As articulated by Chitra Ramaswamy from The Guardian, it can be difficult to categorize the show’s intermixing qualities. It often seems to become the very thing it’s attempting to parody, and critics like Ramaswamy feel this “tonal confusion makes it ludicrous at best and at worst disturbing.” 

Even though the show’s deadpan humor ironizes the common troupe, each episode is dripping in suspense. The cascading twists and turns in the journey towards “who done it,” combined with the wildness of the plot and over-the-top explanations, help create an exponentially dramatic season. 

Photo provided by indiewire.com

Even as a spoof, the anticipatory factor of the show is attention grabbing and its pacing is altogether brilliant, to which the show’s creators — Rachel Ramras, Hugh Davidson and Larry Dorf — are to thank. As a viewer, you’re barely given enough time to exhale the breath you’ve been nervously holding before being hit with yet another unexpected twist of growing strangeness.

Despite its clear attempt to be energetic and worthwhile, the show’s cinematography and suspense is all consuming. It indulges watchers deeper into the dark twist of the narrative,  asking the audience to create their own version of the unfolding events just as Anna does. In moments, the suspect seems comically clear, until other curiously unanticipated turns leave you once again skeptical over what’s real and what’s in Anna’s head. 

 “The Woman in the House” holds a rare quality where calm and happy scenes are arguably more unsettling then the clearly suspenseful parts. Each moment is exaggerated, stretched and satirized. The simplest of actions become suspicious and intensely creepy, while clear moments of joy fall uncomfortably within the uncanny. 

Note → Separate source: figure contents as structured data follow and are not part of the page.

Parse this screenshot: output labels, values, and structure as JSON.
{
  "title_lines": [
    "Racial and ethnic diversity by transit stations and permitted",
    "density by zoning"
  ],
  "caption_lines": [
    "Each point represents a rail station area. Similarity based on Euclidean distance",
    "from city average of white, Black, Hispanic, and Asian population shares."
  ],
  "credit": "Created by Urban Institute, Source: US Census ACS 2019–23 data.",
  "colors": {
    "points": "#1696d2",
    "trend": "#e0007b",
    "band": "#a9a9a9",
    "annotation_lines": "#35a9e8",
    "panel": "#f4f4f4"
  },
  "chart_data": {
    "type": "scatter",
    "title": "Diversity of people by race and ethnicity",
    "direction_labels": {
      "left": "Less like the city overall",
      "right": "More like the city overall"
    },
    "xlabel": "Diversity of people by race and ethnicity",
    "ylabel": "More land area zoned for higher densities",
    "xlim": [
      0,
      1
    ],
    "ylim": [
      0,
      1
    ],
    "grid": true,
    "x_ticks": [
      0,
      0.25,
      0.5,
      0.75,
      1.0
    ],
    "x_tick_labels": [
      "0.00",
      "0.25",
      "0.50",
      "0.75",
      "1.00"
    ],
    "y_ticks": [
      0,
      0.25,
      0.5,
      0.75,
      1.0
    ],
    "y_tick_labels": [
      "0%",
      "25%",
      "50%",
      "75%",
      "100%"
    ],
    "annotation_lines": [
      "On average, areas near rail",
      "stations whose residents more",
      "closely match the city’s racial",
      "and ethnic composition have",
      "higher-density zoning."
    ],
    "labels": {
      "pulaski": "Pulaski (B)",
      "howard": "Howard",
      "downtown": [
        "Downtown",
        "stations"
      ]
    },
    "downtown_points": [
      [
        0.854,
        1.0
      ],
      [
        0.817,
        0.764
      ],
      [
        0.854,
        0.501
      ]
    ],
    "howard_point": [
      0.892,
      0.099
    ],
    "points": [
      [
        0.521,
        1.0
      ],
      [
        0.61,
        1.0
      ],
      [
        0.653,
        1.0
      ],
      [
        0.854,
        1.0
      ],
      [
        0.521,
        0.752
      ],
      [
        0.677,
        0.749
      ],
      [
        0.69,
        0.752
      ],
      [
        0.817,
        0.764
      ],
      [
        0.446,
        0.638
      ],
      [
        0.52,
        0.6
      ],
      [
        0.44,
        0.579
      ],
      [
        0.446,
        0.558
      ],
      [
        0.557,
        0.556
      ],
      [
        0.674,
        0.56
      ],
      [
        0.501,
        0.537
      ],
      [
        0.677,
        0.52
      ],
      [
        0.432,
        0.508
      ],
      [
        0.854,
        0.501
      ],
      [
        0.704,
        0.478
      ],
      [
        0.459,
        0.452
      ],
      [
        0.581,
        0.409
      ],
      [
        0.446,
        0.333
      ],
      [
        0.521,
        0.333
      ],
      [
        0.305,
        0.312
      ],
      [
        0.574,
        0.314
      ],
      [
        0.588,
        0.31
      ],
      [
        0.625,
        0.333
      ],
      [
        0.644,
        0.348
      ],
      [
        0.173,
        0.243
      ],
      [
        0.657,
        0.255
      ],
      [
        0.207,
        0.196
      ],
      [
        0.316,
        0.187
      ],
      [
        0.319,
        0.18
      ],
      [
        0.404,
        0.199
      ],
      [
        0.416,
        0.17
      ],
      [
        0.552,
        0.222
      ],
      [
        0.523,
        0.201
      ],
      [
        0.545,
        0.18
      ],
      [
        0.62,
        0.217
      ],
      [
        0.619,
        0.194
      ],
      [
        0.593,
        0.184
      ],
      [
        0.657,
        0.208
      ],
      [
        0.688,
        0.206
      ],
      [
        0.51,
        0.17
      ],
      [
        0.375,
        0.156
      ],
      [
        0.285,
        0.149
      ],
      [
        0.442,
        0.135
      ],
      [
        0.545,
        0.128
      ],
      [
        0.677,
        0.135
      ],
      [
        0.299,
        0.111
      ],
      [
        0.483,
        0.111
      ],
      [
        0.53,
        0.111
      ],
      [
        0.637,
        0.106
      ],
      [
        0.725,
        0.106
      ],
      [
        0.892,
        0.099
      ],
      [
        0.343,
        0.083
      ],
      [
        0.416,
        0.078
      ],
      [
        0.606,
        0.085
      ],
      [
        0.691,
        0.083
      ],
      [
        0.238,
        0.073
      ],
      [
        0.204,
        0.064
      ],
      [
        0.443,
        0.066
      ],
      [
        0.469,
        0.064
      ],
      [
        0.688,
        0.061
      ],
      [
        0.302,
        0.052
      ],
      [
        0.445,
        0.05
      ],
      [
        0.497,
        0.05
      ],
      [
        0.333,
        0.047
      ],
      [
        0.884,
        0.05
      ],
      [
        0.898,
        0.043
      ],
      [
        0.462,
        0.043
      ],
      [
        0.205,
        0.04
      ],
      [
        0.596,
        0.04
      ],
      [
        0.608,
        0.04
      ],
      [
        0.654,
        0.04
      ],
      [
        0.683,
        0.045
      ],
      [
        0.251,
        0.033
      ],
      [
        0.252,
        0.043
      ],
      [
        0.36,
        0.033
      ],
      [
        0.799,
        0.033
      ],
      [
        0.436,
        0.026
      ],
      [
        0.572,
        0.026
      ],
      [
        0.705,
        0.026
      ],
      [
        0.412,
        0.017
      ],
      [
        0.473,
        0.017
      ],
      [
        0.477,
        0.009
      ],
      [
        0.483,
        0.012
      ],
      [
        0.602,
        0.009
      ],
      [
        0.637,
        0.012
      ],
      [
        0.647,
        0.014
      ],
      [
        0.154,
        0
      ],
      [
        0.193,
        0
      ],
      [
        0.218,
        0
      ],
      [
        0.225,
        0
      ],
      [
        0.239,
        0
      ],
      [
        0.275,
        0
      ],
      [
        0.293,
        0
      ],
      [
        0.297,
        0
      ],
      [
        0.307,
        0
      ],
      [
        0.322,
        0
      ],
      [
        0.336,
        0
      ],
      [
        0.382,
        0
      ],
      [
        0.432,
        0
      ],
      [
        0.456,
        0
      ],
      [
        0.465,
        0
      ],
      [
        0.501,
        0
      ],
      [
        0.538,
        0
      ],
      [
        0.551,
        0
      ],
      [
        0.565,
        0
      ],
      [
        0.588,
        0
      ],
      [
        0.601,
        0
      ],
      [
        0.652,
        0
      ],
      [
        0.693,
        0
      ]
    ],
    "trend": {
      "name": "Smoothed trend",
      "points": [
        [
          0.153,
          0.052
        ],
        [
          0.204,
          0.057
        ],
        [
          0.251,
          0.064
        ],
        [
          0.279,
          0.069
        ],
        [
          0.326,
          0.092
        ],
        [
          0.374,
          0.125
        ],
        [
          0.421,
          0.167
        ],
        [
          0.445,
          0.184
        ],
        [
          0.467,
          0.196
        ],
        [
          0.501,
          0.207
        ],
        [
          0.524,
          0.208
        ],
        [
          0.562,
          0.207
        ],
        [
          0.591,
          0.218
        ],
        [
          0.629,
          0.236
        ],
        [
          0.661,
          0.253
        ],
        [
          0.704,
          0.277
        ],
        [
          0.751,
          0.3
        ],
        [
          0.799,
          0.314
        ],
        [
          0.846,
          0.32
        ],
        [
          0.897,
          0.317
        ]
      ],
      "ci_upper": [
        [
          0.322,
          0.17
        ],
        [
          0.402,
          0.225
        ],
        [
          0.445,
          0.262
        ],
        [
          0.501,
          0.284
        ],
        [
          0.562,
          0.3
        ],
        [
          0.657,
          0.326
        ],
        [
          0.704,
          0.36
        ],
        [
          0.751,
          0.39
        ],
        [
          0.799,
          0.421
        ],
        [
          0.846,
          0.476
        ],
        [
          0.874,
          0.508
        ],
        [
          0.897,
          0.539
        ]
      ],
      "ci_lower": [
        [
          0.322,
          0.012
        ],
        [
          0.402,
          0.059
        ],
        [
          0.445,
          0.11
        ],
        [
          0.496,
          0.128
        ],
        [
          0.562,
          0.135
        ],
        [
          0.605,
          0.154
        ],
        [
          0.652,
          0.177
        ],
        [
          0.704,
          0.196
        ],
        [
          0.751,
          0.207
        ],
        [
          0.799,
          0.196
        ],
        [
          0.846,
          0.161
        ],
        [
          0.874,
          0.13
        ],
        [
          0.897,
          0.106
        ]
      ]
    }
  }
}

Add Bell’s impeccable comedic timing, overall pleasant on-screen performance and piercing curiosity, you’ve got a binge-worthy program. She brings a sincerity to her role as Anna that reads wonderfully comedic without trying, acting as the steadfast glue to which holds the patchwork of drifting and wild plotlines together. 

A show that purposefully leans into the egregiousness of the “woman who cried murder” troupe, Netflix’s “The Woman in the House Across the Street from the Girl in the Window” will leave you laughing and gasping at the plot’s never-ending disfigurement. Somehow, it is both unexpected and expected, with each episode asking the audience to reorient themselves within the disorder. 

Follow Anna throughout the plot’s spiraling drama and absorb yourself into the satirical narrative suspense the show embodies — dead-pan humor, exaggeration and altogether entertaining. “The Woman in the House Across the Street from the Girl in the Window” contemplates the effect of a popular genre, while offering through deliciously suspenseful writing, the metafictional enjoyment of watching a witness of the absurd.